И незамедлительно выпил.
– А на что спорили-то?
– А они с Владом обещали мне тёлку найти! Настоящую, с которой я даже смогу *** (вступить в интимную близость), – как вы поняли маты и всякого рода пошлости писать я не намерен. Я всё-таки сливки общества, пускай и скверный парень.
– Здорово, что настоящую. А если проиграешь?
Митька явно пришёл в ужас от подобной мысли. Но всё-таки ответил:
– Буду называть их Господинами целый месяц и завязывать им шнурки, – Митька говорил об этом как о чём-то, что не имело ни к нему, ни к его реальности никакого отношения.
Стоит ли говорить, что Митька был тем самым человеком, который в два часа ночи закрывается в туалете и отдает ему всё, что успел вместить в свой желудок? Стоит ли говорить о том, что уже на утро (холодное и отвратное) Митька завязывал шнурки Владу и Саше, называя их Господинами? А стоит ли говорить о том, что Влад и Саша несколько раз специально развязывали себе шнурки? Или о том, что это им крайне нравилось? Или о том, что Митьке, видимо, тоже? Вот и я думаю, что не стоит.
Где-то до полуночи я прямо-таки кутил. Бегал, прыгал, курил, стоял минуту, пытаясь отдышаться. Кто-то разбил вазу, кто-то девичье сердце, а кто-то кому-то – нос.
Но наступил следующий день (главы я проименую в простом понятии дня – проснулся – значит новый день), наступила интимная пора ночи.
Я медленно раздел её. Провел пальцами по идеальному телу. На какую-то секунду задержал на ней взгляд. Какая же она красивая. Затем мы занялись этим.
Я, конечно же, имею в виду гитару. Подёргал струны, настроил её, и был таков.

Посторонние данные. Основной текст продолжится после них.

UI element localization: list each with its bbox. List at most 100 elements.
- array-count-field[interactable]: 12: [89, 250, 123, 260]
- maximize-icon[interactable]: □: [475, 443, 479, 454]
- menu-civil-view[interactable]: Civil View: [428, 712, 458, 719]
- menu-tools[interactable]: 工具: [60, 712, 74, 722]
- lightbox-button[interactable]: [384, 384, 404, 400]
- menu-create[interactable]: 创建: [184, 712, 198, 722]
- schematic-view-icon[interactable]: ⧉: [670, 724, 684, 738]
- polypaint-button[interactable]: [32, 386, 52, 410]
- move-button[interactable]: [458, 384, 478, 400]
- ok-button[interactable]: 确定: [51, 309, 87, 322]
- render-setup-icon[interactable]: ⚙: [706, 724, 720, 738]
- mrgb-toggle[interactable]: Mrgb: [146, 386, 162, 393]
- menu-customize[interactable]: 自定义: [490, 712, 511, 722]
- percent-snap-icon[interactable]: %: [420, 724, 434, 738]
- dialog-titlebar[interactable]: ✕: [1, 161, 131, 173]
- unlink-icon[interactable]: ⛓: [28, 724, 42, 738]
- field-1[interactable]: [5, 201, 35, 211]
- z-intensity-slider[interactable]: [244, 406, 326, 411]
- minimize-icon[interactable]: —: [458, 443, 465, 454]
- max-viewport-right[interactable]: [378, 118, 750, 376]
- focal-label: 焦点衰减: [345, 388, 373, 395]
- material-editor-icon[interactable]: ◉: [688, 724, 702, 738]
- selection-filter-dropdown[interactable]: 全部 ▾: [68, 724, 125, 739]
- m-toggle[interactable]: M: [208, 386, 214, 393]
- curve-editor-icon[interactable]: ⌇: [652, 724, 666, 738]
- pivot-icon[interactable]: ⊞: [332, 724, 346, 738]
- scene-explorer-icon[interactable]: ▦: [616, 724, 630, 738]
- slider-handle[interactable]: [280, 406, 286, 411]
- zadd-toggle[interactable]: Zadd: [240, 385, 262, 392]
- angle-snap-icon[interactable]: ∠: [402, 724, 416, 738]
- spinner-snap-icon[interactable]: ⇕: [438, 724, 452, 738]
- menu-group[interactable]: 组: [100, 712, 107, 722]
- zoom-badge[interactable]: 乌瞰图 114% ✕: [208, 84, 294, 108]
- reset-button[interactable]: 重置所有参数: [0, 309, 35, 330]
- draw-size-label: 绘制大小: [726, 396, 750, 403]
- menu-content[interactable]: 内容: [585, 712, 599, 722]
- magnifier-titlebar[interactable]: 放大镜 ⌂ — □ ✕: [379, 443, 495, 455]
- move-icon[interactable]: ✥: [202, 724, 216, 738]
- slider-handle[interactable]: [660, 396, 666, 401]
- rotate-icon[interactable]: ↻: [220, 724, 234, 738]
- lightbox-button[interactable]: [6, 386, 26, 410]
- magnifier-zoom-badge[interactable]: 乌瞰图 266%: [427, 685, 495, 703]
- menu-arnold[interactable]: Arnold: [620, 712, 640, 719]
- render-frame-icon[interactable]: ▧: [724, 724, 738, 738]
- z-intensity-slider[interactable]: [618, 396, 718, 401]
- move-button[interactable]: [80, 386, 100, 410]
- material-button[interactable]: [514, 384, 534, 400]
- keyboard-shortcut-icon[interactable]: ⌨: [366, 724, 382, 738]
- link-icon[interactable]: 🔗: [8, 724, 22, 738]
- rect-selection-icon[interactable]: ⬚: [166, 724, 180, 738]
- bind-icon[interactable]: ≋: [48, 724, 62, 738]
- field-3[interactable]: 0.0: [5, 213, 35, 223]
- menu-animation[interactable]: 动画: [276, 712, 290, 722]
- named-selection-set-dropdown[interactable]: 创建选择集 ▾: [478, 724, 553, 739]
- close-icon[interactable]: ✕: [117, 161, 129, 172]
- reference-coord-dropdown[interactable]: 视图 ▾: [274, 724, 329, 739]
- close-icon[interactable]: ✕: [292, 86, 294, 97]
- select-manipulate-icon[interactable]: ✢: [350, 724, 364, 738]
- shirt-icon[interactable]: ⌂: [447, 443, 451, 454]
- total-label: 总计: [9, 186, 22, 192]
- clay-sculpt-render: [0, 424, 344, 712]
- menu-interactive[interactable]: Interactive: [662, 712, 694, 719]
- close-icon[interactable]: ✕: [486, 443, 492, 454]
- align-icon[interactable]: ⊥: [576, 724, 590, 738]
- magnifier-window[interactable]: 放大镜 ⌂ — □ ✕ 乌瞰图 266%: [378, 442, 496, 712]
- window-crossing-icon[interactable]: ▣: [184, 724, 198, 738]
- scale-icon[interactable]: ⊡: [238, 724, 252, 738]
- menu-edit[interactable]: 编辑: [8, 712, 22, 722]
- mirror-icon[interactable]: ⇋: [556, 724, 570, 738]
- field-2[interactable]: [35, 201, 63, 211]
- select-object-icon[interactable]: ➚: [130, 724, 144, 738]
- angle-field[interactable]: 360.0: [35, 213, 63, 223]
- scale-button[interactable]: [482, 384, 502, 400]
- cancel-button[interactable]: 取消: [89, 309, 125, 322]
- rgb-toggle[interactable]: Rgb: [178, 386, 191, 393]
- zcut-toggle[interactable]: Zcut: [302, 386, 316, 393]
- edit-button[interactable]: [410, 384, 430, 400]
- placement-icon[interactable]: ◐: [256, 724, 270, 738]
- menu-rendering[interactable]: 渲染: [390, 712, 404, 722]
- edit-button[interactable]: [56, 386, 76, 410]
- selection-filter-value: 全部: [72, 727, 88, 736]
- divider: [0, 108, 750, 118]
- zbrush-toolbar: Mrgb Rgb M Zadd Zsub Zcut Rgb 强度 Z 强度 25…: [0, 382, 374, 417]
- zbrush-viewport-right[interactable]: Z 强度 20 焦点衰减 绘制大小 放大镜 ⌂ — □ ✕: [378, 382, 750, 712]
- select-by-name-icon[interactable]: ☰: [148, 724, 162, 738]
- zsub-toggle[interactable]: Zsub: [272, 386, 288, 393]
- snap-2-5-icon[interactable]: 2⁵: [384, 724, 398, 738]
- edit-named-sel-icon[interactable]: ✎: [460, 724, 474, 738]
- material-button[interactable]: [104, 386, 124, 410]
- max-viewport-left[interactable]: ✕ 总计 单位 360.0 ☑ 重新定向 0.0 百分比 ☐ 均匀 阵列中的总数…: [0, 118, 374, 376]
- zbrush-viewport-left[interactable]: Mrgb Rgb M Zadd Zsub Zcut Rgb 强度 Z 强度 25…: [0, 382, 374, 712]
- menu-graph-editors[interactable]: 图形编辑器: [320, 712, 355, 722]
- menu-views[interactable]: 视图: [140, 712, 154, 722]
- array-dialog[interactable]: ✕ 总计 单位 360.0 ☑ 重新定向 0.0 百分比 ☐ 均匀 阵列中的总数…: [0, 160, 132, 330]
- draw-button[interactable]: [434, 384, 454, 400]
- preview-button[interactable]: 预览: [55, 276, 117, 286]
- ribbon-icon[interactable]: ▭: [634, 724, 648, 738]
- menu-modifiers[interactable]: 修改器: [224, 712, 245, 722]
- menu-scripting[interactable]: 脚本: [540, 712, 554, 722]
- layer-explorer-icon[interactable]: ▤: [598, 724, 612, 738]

Освещение кто-то осмотрительно приглушил. Большое ему за это спасибо. Собрались все (кроме Митьки), и намеревались петь под гитару. А это – ни много ни мало – частичка всеобщей души.

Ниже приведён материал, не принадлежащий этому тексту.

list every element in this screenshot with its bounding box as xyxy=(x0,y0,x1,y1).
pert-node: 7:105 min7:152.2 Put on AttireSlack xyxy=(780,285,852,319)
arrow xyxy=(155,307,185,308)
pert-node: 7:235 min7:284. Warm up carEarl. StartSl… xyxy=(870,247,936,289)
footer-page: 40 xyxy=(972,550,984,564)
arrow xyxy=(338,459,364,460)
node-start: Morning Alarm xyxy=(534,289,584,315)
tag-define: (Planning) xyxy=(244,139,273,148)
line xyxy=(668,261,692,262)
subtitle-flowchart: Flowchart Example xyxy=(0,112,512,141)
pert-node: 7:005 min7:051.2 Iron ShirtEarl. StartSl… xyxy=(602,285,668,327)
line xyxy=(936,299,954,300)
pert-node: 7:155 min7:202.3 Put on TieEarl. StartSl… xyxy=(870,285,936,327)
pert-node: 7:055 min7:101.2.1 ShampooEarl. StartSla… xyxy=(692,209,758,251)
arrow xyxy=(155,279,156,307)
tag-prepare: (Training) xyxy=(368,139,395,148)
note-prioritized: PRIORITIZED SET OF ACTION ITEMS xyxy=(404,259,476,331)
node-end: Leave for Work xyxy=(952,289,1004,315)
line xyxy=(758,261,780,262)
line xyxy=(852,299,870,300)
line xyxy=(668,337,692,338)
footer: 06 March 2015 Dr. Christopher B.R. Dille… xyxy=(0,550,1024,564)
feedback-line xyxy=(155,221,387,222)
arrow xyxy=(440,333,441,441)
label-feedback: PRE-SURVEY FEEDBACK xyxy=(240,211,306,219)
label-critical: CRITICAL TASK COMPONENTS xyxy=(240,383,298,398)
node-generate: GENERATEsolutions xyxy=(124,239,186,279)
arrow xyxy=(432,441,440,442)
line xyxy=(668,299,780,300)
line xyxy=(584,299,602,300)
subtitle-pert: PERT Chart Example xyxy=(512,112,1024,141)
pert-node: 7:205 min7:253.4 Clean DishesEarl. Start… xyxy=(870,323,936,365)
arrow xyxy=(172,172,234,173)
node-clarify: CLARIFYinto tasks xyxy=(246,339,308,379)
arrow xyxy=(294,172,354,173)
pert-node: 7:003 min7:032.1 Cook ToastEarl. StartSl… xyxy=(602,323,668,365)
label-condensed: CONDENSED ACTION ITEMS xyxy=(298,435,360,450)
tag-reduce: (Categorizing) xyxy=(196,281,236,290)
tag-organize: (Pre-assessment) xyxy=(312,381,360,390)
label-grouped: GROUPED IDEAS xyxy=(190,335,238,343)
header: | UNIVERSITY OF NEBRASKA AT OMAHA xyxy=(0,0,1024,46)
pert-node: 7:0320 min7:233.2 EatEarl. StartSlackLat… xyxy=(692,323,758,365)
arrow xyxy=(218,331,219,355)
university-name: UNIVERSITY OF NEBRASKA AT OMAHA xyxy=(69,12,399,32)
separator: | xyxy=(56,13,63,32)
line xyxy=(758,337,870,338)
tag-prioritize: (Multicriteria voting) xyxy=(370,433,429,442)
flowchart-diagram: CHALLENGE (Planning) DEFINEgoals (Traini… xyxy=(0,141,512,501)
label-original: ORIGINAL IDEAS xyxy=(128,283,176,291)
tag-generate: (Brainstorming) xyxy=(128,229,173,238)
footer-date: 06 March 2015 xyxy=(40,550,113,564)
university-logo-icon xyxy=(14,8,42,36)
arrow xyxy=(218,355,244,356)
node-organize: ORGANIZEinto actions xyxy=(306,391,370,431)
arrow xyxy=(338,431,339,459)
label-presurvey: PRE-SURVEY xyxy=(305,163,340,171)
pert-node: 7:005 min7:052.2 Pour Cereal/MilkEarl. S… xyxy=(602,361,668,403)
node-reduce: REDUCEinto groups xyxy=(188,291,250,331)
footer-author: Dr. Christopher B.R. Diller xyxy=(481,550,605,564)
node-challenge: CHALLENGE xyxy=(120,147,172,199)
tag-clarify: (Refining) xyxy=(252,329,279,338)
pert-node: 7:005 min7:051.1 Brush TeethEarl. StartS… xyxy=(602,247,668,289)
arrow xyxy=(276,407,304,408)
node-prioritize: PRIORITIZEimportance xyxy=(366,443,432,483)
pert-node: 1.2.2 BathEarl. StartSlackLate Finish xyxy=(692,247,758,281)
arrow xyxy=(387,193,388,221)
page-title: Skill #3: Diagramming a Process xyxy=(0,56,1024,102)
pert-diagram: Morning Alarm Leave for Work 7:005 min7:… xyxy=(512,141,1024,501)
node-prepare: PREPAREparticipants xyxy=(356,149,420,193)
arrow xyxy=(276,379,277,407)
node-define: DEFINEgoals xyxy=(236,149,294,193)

Да, была «Батарейка», да была «Вахтёрам». А куда без «Районы, кварталы» или «18 мне уже»? Не сочтите за пошлость, просто это – частичка всеобщей души.
А я высматривал девушек. Благо, они меня тоже.
Здесь их было много. Почти все красавицы – ну а как ещё в шестнадцать-семнадцать лет? Были и те, с которыми уже было. На них я почти не смотрел.
Но была и совершенно мне незнакомая девушка. С ног до головы – пьяная и дерзкая красота.
Последние песни я смотрел только на неё (не могу быть уверен, но кажется, другие девушки слегка расстроились), а после позвал её выйти на улицу покурить.
Мы вышли.
Мы покурили.
Её зовут Софья, и кажется, только от этого имени можно было забыть всё и всех на свете.
Она немного шаталась и опиралась на меня. Что же, я был совсем не против.
– Ты так красиво пел и играл… – прошептала Софья, выдыхая тяжёлый дым сигареты.
– А ты так красиво на меня смотрела. – Что, избито? Честно говоря, это всегда работает.
И тут я понял, что давно, очень давно не был в туалете. Митька же его присвоил себе.
– Софья, ты не против, я на секунду… мне нужно в лес.
– О, пойдём вместе, а то в туалет никак не зайти.
Мы посмеялись. Ну а что, это забавно. Благо лес был в десяти шагах.
Выйди из леса, Софья спросила:
– А это же Жиробас там сидит?
Я постарался пропустить мимо ушей эту оскорбительную кличку.
– М-м-м, да, а вы знакомы? – несколько растерянно спросил я. Всё-таки Митьку люди предпочитали не знать.
– Конечно, этот придурок целый вечер ко мне клеиться пытался, кошмар какой-то! Он такой кринжовый!
Потихоньку мы вернулись в дом, где люди разошлись по маленьким группам и обсуждали такие вещи, о которых лучше и не писать.
Что до нас с Софьей – всё вело к этому.
Мы зашли в пустую комнату.
Я медленно раздел её. Провел пальцами по идеальному телу. На какую-то секунду задержал на ней взгляд. Какая же она красивая. Затем мы занялись этим.